I am using pyani 0.2.7 on CentOS Linux 7 (Core) with mummer 4.0.0beta2.

This is the command I am running: average_nucleotide_identity.py -i test/ -o out --workers 3 There are 16 nucleotide sequences in test. Although I expect mummer to be run on 3 cores, it uses the maximum of available cores.

widdowquinn commented 5 years ago

Hi Sarah,

The --workers option governs the number of concurrent mummer jobs, which only indirectly determines the number of cores that mummer uses. mummer 3 is single-threaded, but mummer 4 is multithreaded.

As a user, on your multicore machine would you prefer to run a single mummer job using all available cores, or multiple single-threaded mummer jobs?

sarah872 commented 5 years ago

I see! I will try it with mummer 3 then. For me, specifying a number of cores is something that makes a program flexible for running it on e.g. a cluster., and therefore essential for my working environment. My preferred option would be one job on multiple cores. Thanks!

widdowquinn commented 5 years ago

As a sensible change to pyani behaviour, I think I'll have to test for which version of mummer is present, then do one of the following:

restrict mummer 4 to single-threading
restrict each instance of mummer 4 to a specified number of workers/cores
let mummer do its own thing

For a cluster like our local cluster (which is a common setup), I'm not sure it's straightforward to tailor the total number of cores requested to suit those available on a node, but we can specify a minimum number of free cores for each single job (though arraying those jobs may add a layer of complexity). It's something I'll have to look into for the next (impending) version.

My feeling is that the ultimate control will be in the hands of the user, who will have to use pyani parameters to somehow balance:

number of cluster nodes
number of available cores on each node
number of cores used by each mummer process

to their best advantage. Right now I'm targeting either an SGE-like scheduler, or local multicore, as these are what I have available to me. Any advice on how better to manage this is welcome.

baileythegreen commented 2 years ago

@widdowquinn Please advise as to the relevancy of this issue in the current state of the repo. This may play in to some of the batching changes that need to be made, for instance.
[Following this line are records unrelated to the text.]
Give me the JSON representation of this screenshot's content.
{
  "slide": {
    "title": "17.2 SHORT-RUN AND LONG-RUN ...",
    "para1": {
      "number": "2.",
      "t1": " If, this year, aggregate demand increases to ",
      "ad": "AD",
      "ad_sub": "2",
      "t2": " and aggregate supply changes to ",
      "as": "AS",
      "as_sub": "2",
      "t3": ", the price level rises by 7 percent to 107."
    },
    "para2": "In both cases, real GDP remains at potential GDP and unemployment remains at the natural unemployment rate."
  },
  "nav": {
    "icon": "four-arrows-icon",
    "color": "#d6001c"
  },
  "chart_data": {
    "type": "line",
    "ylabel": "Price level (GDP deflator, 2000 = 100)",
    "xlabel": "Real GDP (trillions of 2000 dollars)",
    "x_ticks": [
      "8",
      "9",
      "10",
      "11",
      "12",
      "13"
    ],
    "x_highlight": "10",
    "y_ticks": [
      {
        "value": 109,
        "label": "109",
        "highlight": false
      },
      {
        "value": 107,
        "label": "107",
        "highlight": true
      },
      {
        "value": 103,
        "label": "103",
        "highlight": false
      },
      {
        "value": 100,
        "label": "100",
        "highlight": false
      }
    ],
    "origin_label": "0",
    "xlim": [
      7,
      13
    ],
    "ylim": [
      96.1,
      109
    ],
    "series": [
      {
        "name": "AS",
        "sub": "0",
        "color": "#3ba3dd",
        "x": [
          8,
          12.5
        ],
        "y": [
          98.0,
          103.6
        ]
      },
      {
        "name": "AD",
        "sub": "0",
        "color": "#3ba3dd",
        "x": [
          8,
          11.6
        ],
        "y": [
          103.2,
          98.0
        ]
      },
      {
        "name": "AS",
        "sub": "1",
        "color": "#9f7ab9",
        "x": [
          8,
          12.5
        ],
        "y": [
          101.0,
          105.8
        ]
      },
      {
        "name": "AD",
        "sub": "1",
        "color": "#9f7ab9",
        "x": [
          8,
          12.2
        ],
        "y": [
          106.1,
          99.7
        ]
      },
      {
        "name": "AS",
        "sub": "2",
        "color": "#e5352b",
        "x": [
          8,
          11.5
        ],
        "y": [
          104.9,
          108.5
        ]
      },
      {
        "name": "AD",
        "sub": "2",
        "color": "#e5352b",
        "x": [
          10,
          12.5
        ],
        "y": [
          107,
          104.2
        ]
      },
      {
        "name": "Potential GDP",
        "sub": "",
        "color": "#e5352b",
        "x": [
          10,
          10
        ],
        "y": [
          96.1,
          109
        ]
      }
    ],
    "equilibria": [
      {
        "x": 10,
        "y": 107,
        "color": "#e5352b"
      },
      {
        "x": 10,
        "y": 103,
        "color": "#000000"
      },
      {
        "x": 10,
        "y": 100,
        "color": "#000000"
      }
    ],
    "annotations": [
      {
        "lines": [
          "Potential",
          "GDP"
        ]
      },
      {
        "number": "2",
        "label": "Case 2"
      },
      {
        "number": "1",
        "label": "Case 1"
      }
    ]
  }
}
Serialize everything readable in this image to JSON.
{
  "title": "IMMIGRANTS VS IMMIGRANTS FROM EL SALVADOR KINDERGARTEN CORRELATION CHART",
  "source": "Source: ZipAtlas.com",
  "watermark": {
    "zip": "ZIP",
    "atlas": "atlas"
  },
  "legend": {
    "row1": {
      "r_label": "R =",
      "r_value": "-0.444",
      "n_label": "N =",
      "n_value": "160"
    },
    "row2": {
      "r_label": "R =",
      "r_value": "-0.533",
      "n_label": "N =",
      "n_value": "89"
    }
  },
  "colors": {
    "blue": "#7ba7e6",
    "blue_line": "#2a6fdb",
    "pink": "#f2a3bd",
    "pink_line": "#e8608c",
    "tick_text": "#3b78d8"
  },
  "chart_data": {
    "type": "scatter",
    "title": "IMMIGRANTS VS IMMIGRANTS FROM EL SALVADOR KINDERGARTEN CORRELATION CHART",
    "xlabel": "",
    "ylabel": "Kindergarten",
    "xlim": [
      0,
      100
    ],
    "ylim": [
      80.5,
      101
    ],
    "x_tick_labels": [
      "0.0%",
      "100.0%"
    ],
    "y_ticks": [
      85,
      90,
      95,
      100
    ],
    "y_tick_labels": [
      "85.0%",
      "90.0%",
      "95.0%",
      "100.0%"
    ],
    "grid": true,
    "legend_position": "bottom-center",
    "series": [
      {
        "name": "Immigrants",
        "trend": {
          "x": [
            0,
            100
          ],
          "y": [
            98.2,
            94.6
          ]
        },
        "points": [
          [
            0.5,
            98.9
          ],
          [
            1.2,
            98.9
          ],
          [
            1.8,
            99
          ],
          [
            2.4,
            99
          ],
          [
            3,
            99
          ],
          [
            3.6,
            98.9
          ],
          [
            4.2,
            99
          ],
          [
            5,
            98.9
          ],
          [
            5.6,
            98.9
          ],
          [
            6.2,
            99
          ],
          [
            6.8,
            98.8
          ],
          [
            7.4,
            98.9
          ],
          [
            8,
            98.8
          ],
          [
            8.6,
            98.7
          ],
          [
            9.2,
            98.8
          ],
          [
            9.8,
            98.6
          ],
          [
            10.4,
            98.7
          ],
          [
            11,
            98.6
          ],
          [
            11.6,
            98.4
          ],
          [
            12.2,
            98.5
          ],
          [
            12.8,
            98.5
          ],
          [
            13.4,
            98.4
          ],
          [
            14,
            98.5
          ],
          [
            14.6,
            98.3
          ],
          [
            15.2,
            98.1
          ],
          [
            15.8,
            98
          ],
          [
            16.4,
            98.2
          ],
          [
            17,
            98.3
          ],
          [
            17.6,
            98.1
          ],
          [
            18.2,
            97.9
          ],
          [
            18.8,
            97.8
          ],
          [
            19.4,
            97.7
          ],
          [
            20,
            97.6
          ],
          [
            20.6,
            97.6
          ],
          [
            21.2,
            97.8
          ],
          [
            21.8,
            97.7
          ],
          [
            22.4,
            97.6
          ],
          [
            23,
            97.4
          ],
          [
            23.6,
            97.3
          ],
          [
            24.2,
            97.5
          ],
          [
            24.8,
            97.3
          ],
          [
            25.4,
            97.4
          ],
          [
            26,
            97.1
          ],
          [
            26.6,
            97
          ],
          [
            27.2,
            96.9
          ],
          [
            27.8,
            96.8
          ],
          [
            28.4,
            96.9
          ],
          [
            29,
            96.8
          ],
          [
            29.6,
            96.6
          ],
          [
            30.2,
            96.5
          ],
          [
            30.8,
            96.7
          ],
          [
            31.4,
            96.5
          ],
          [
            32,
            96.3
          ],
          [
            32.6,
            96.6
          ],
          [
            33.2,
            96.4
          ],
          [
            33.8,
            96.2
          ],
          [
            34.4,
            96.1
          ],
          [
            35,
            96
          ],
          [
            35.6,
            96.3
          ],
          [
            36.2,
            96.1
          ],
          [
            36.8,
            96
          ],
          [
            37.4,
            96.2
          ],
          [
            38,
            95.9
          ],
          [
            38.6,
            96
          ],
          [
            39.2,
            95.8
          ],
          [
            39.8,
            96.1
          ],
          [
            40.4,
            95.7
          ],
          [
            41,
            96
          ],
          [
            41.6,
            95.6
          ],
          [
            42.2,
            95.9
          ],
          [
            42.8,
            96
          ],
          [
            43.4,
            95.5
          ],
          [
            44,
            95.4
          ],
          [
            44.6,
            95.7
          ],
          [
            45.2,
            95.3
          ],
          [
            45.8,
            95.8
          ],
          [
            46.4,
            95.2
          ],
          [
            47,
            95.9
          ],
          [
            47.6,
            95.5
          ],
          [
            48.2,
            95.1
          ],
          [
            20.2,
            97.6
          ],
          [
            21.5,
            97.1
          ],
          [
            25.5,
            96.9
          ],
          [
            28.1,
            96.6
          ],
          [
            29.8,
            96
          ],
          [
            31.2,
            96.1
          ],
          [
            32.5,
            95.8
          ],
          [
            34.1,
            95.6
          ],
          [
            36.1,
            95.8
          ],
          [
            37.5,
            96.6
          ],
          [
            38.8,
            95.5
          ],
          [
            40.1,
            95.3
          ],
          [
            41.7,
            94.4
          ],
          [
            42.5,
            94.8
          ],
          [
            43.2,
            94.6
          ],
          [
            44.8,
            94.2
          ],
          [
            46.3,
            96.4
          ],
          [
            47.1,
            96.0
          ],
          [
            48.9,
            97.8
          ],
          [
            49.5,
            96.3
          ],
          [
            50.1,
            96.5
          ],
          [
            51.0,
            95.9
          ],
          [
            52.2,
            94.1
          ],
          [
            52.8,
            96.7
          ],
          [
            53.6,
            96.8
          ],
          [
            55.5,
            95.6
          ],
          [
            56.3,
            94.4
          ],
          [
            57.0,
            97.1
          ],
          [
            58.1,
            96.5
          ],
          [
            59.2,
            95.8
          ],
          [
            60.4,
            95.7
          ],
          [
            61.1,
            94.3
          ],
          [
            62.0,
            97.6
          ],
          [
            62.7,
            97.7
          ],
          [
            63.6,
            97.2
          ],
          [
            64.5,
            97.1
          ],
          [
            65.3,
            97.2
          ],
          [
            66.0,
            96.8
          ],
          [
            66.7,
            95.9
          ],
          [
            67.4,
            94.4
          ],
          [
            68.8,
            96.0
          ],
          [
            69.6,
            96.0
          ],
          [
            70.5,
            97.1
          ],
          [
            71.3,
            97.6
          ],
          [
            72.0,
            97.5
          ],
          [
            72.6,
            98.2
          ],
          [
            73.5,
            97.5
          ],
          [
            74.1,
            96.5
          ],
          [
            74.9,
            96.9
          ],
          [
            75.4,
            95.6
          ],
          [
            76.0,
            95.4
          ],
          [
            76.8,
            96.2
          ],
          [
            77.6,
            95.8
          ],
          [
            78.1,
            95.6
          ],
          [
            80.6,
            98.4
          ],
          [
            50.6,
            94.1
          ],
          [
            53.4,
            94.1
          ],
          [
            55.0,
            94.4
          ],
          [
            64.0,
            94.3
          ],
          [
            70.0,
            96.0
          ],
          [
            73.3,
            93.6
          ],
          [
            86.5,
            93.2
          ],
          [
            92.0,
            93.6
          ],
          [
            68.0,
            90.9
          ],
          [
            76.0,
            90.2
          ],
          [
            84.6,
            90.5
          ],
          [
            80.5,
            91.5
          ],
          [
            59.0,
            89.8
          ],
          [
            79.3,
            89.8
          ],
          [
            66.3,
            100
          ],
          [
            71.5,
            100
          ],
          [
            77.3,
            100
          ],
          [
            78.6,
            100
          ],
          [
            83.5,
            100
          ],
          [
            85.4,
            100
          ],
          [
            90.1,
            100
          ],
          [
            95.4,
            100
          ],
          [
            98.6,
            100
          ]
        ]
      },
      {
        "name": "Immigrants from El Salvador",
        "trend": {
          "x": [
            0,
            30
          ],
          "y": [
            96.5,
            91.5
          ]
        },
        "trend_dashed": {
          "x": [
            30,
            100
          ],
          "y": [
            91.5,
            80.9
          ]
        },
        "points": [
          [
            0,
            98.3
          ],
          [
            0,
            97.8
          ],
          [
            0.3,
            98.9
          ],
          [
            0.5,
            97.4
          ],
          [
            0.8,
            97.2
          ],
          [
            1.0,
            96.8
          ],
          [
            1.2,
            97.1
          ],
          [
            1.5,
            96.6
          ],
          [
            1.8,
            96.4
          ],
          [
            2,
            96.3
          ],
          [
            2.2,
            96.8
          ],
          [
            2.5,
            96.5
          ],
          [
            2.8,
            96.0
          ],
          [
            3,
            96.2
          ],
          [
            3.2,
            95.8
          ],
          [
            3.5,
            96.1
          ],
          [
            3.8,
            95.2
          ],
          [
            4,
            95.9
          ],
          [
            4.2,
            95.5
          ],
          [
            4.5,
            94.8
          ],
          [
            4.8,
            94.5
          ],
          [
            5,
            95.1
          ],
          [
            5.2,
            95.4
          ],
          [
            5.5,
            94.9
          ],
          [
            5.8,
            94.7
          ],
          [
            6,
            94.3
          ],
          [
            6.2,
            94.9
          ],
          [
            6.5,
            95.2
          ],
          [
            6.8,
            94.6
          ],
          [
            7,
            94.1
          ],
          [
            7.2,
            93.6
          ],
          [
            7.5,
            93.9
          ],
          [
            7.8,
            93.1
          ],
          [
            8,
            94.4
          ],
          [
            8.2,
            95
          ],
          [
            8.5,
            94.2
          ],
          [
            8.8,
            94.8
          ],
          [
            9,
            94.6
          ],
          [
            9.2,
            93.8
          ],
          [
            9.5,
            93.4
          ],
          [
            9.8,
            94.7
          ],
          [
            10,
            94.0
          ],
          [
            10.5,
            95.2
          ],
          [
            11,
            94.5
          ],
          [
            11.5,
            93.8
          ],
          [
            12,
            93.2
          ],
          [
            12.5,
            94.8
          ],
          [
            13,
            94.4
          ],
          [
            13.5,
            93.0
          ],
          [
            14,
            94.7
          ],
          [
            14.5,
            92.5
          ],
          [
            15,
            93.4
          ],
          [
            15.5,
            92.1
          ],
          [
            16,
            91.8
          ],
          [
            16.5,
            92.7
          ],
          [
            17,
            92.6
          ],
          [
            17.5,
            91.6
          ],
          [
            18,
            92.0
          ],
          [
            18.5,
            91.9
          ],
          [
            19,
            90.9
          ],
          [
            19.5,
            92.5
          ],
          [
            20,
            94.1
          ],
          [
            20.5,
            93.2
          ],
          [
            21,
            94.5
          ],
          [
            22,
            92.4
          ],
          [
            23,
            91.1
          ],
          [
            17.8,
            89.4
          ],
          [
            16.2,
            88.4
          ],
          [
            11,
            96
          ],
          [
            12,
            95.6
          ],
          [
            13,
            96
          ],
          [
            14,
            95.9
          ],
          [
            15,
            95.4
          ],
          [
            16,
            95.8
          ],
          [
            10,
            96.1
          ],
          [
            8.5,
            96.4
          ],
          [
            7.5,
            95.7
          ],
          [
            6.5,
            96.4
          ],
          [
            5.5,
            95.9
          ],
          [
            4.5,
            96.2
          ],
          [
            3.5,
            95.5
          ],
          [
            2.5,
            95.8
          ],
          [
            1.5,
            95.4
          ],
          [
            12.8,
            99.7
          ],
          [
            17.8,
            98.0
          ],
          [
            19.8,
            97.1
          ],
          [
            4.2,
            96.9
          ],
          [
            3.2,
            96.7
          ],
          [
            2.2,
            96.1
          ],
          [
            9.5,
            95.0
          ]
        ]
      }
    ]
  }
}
widdowquinn commented 2 years ago

This is relevant to the current state of the repo, and does, as you note relate to how we move to a new SLURM-friendly batching approach.

The key issue here, I think, is how much control we provide the user over how jobs are distributed. This requires us to take into account how the underlying tool that is called distributes its jobs.

As described above, we could rely on mummer3 running a single job on a single thread/core per comparison. This appears not to be the case with mummer4, which appears to run the required number of simultaneous comparisons, but "spreads out" threadwise to use as much processing capability as is possible.

So, when we detect which version of mummer is in place on the user's machine, we need to be able to generate the appropriate command to generate the consistent behaviour we want.

If we want to enforce behaviour such that --workers controls the number of comparison jobs and makes this equal to the number of cores that are used (the current implementation), we will have to use distinct command-lines for mummer3 and mummer4 to manage this. If we want to put that control in the hands of the user, we'll have to modify the CLI to give the user that extra control.